Which Is Better: a Lot from a Little, or a Little from a Lot?

Which Is Better: a Lot from a Little, or a Little from a Lot?

One last question from my brief series on member engagement, inspired by serving on a virtual panel on engagement, organized by Mary Byers, for the Veterinary Medical Association.

Would you rather have a lot of members lightly engaged or fewer members more deeply engaged?

First, I guarantee your association does not have the capacity to support every member being fully engaged with everything the association does or offers. If that happened, you’d have to SUBSTANTIALLY increase your staff.

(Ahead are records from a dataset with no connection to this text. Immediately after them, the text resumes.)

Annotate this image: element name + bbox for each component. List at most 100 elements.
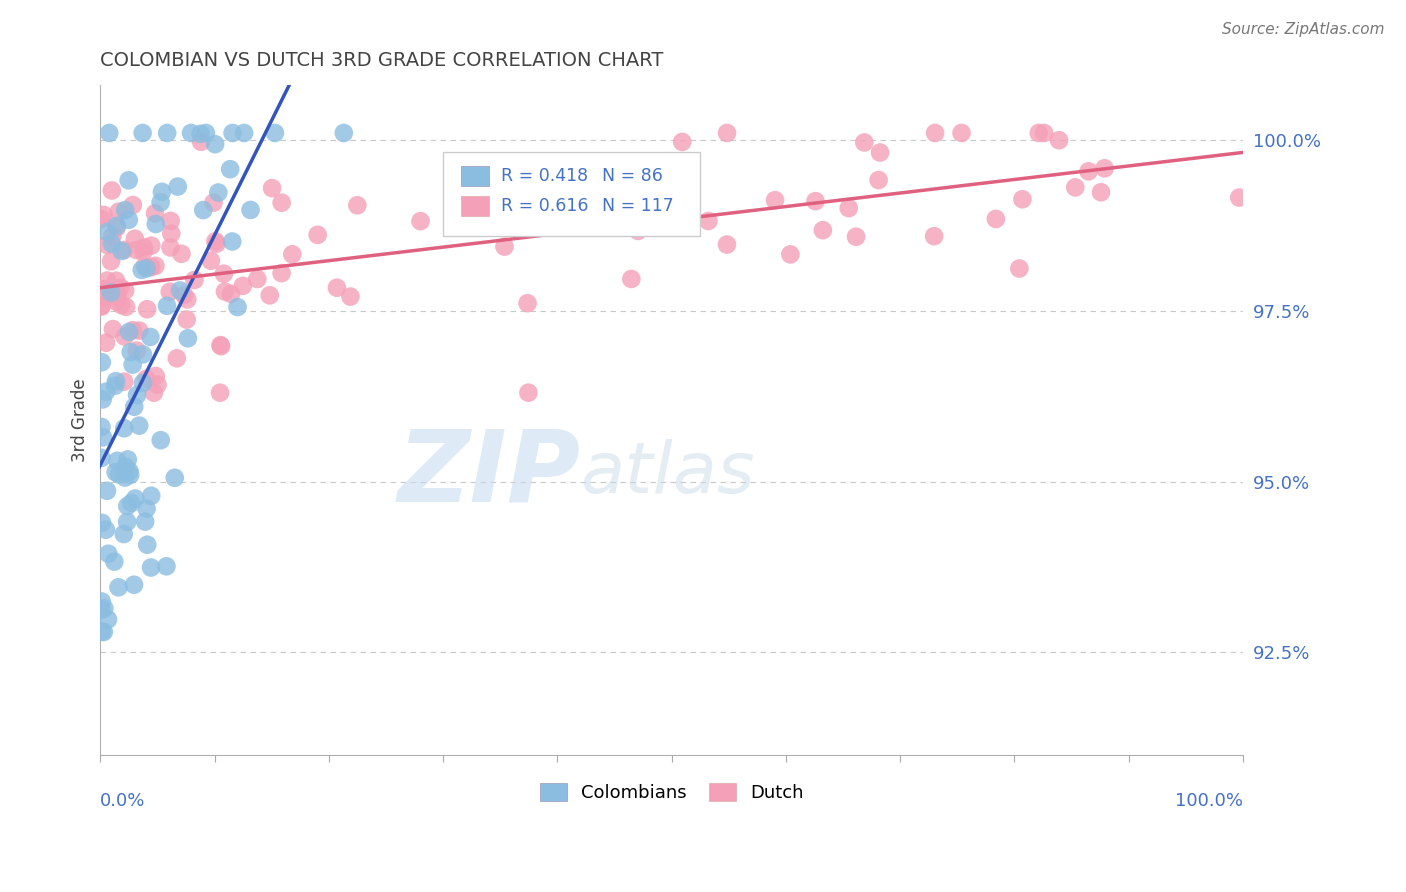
Point [156,126,179,140]
Point [94,384,117,399]
Point [177,331,200,345]
Point [169,284,191,298]
Point [134,260,156,274]
Text: COLOMBIAN VS DUTCH 3RD GRADE CORRELATION CHART: COLOMBIAN VS DUTCH 3RD GRADE CORRELATION… [100,51,664,70]
Point [93,208,115,222]
Text: ZIP: ZIP [398,425,581,522]
Point [114,470,136,484]
Point [838,201,860,215]
Point [96,225,118,239]
Point [100,184,122,198]
Point [96,290,118,304]
Point [173,288,195,302]
Point [107,204,129,219]
Point [922,229,945,244]
Point [637,169,659,183]
Point [136,302,159,317]
Point [869,145,891,160]
Point [118,464,141,478]
Point [1227,190,1250,204]
Point [100,285,122,300]
Point [517,385,540,400]
Point [121,358,143,372]
Point [262,181,284,195]
Point [219,287,242,301]
Point [205,236,228,251]
Point [124,491,146,506]
Point [101,322,124,336]
Point [131,126,153,140]
Point [180,126,202,140]
Point [98,126,121,140]
Point [160,227,183,241]
Point [209,339,232,353]
Point [326,281,349,295]
Point [120,496,142,510]
Point [159,285,181,299]
Point [281,247,304,261]
Point [105,274,128,288]
Point [146,377,169,392]
Point [108,467,131,482]
Point [270,195,292,210]
Point [90,355,112,369]
Point [105,454,128,468]
Point [112,421,135,435]
Y-axis label: 3rd Grade: 3rd Grade [72,378,89,462]
Point [811,223,834,237]
Point [159,240,181,254]
Point [132,347,155,361]
Point [150,185,173,199]
Point [346,198,368,212]
Point [100,254,122,268]
Text: N = 86: N = 86 [602,167,662,186]
Point [112,527,135,541]
Point [209,385,232,400]
Point [135,372,157,386]
Point [204,137,226,152]
Point [94,285,117,300]
Point [100,236,122,251]
Point [114,329,136,343]
Point [868,173,890,187]
Point [209,338,232,352]
Point [226,300,249,314]
Point [494,239,516,253]
Point [627,224,650,238]
Point [620,272,643,286]
Point [214,285,236,299]
Point [124,232,146,246]
Point [117,173,139,187]
Point [104,465,127,479]
Point [671,135,693,149]
Point [107,289,129,303]
Point [307,227,329,242]
Point [232,278,254,293]
Point [93,282,115,296]
Point [112,243,135,257]
Point [221,126,243,140]
Point [163,471,186,485]
Point [101,229,124,244]
Point [104,378,127,392]
Point [924,126,946,140]
FancyBboxPatch shape [443,153,700,235]
Point [114,203,136,218]
Point [110,298,132,312]
Point [156,299,179,313]
Point [104,374,127,388]
Point [194,126,217,140]
Point [112,375,135,389]
Point [90,624,112,639]
Point [120,467,142,482]
Point [170,247,193,261]
Point [132,244,155,259]
Point [1064,180,1087,194]
Point [104,294,127,309]
Point [219,162,242,177]
Point [515,184,537,198]
Point [166,351,188,366]
FancyBboxPatch shape [461,166,489,186]
Point [149,433,172,447]
Point [120,345,142,359]
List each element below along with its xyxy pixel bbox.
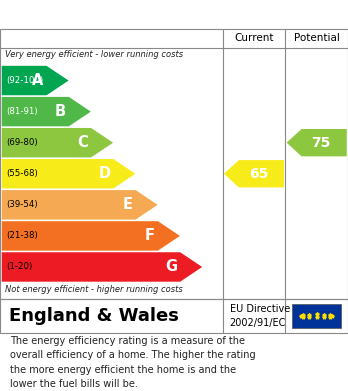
Text: G: G [165,260,177,274]
Text: The energy efficiency rating is a measure of the
overall efficiency of a home. T: The energy efficiency rating is a measur… [10,336,256,389]
Polygon shape [2,159,135,188]
Polygon shape [2,128,113,158]
Text: 65: 65 [249,167,268,181]
Text: (55-68): (55-68) [6,169,38,178]
Text: England & Wales: England & Wales [9,307,179,325]
Text: Current: Current [234,33,274,43]
Text: 75: 75 [311,136,331,150]
Bar [292,304,341,328]
Polygon shape [2,252,202,282]
Text: (92-100): (92-100) [6,76,43,85]
Text: (39-54): (39-54) [6,200,38,209]
Text: Not energy efficient - higher running costs: Not energy efficient - higher running co… [5,285,183,294]
Text: C: C [78,135,88,150]
Text: Very energy efficient - lower running costs: Very energy efficient - lower running co… [5,50,183,59]
Text: (69-80): (69-80) [6,138,38,147]
Polygon shape [2,190,158,220]
Text: E: E [123,197,133,212]
Text: Energy Efficiency Rating: Energy Efficiency Rating [9,7,219,22]
Polygon shape [224,160,284,187]
Text: (1-20): (1-20) [6,262,32,271]
Text: EU Directive
2002/91/EC: EU Directive 2002/91/EC [230,304,290,328]
Polygon shape [2,66,69,95]
Polygon shape [2,221,180,251]
Text: (21-38): (21-38) [6,231,38,240]
Text: A: A [32,73,44,88]
Text: D: D [98,166,111,181]
Text: (81-91): (81-91) [6,107,38,116]
Text: F: F [145,228,155,244]
Polygon shape [2,97,91,126]
Text: B: B [55,104,66,119]
Text: Potential: Potential [294,33,340,43]
Polygon shape [287,129,347,156]
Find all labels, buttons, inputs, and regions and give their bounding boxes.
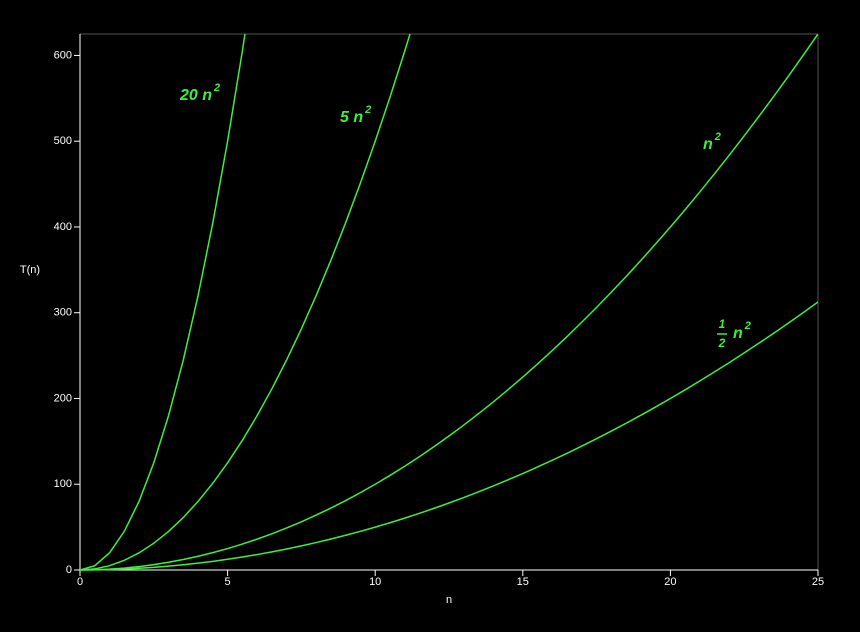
y-tick-label: 500 bbox=[54, 135, 72, 147]
x-tick-label: 20 bbox=[664, 576, 676, 588]
x-tick-label: 5 bbox=[225, 576, 231, 588]
y-axis-label: T(n) bbox=[20, 264, 40, 276]
annotation-superscript: 2 bbox=[744, 320, 751, 332]
x-tick-label: 25 bbox=[812, 576, 824, 588]
y-tick-label: 100 bbox=[54, 478, 72, 490]
plot-area bbox=[80, 34, 818, 571]
annotation-numerator: 1 bbox=[719, 317, 726, 331]
curve bbox=[80, 34, 246, 571]
y-tick-label: 600 bbox=[54, 49, 72, 61]
annotation-superscript: 2 bbox=[364, 104, 371, 116]
x-tick-label: 0 bbox=[77, 576, 83, 588]
annotation-denominator: 2 bbox=[718, 336, 726, 350]
y-tick-label: 200 bbox=[54, 392, 72, 404]
x-tick-label: 10 bbox=[369, 576, 381, 588]
annotation-superscript: 2 bbox=[714, 131, 721, 143]
y-tick-label: 0 bbox=[66, 564, 72, 576]
annotation: n bbox=[733, 325, 743, 342]
curve bbox=[80, 34, 818, 571]
annotation: 20 n bbox=[179, 87, 212, 104]
annotation: n bbox=[703, 136, 713, 153]
x-axis-label: n bbox=[446, 594, 452, 606]
y-tick-label: 400 bbox=[54, 221, 72, 233]
x-tick-label: 15 bbox=[517, 576, 529, 588]
annotation: 5 n bbox=[340, 109, 363, 126]
y-tick-label: 300 bbox=[54, 307, 72, 319]
annotation-superscript: 2 bbox=[213, 82, 220, 94]
curve bbox=[80, 301, 818, 571]
curve bbox=[80, 34, 411, 571]
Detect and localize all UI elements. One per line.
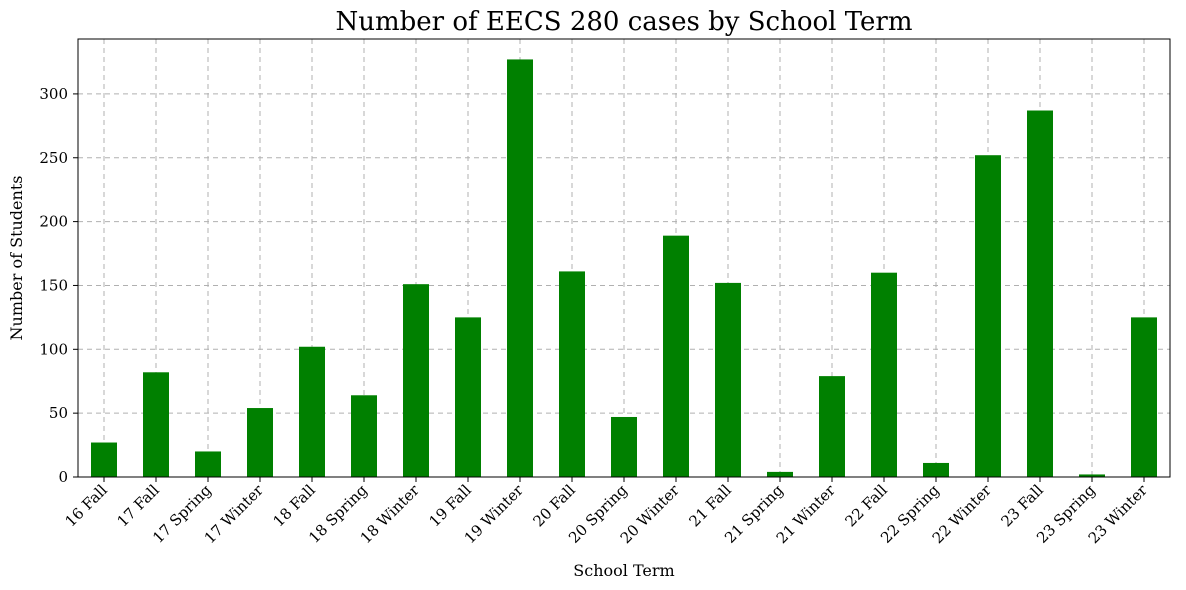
- bar: [403, 284, 429, 477]
- bar: [663, 235, 689, 477]
- bar: [455, 317, 481, 477]
- bar: [143, 372, 169, 477]
- x-tick-label: 17 Fall: [113, 481, 162, 530]
- bar: [1079, 474, 1105, 477]
- bar: [611, 416, 637, 477]
- bar: [507, 59, 533, 477]
- y-axis-label: Number of Students: [7, 176, 26, 341]
- x-tick-label: 16 Fall: [61, 481, 110, 530]
- bars: [91, 59, 1157, 478]
- bar: [715, 282, 741, 477]
- bar: [871, 272, 897, 477]
- bar: [1131, 317, 1157, 477]
- bar: [819, 376, 845, 477]
- y-tick-label: 0: [58, 468, 68, 486]
- bar: [923, 462, 949, 477]
- x-tick-label: 20 Fall: [529, 481, 578, 530]
- x-tick-label: 19 Fall: [425, 481, 474, 530]
- y-tick-label: 100: [39, 340, 68, 358]
- bar: [351, 395, 377, 477]
- x-tick-label: 21 Fall: [685, 481, 734, 530]
- chart-title: Number of EECS 280 cases by School Term: [335, 7, 912, 37]
- y-tick-label: 50: [49, 404, 68, 422]
- bar: [559, 271, 585, 477]
- bar: [299, 346, 325, 477]
- bar: [247, 408, 273, 477]
- y-tick-label: 150: [39, 276, 68, 294]
- bar: [91, 442, 117, 477]
- x-tick-label: 22 Fall: [841, 481, 890, 530]
- y-tick-label: 250: [39, 149, 68, 167]
- x-tick-label: 23 Fall: [997, 481, 1046, 530]
- bar: [1027, 110, 1053, 478]
- x-axis-label: School Term: [573, 561, 674, 580]
- bar: [195, 451, 221, 477]
- bar: [767, 471, 793, 477]
- x-tick-label: 18 Fall: [269, 481, 318, 530]
- grid-lines: [78, 39, 1170, 478]
- bar: [975, 155, 1001, 477]
- y-tick-label: 300: [39, 85, 68, 103]
- y-tick-label: 200: [39, 213, 68, 231]
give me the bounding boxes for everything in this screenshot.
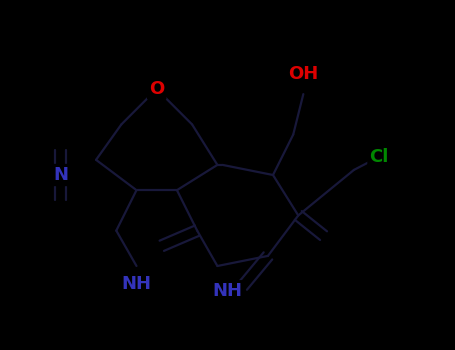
Text: Cl: Cl <box>369 148 389 166</box>
Text: O: O <box>149 80 164 98</box>
Text: NH: NH <box>212 282 243 300</box>
Text: NH: NH <box>121 275 152 293</box>
Text: N: N <box>53 166 68 184</box>
Text: OH: OH <box>288 65 318 83</box>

But this is really the wrong question.

Different members have different ability and willingness to be involved with the association at different points in their personal and professional lives.

To capture and visualize this, Peggy Hoffman (Mariner Management) created the brilliant volunteer engagement continuum pictured above, which spans Consuming, Promoting, Creating, Serving, and Governing.

Her insight is that people move back and forth along it as their needs and availability change. The genius of the continuum model is also that it helps us get away from the more traditional pyramid model where you aspire to be chair of the board of directors, and then if you get there (which most people don’t), when you’re done, you get, metaphorically, pushed out onto an ice floe.

ISACA, the association for professionals in assurance, governance, risk and information security, provides a great practical example of how to do this: https://engage.isaca.org/volunteeropportunities/howtovolunteer. (Volunteers can even earn spiffy digital badges.)

The point is to meet members where they are, being a solution provider to help them achieve their most important goals, which may include giving back to the profession or industry, and solve their biggest challenges, which may include developing professional skills through volunteering when those opportunities are not available through their jobs.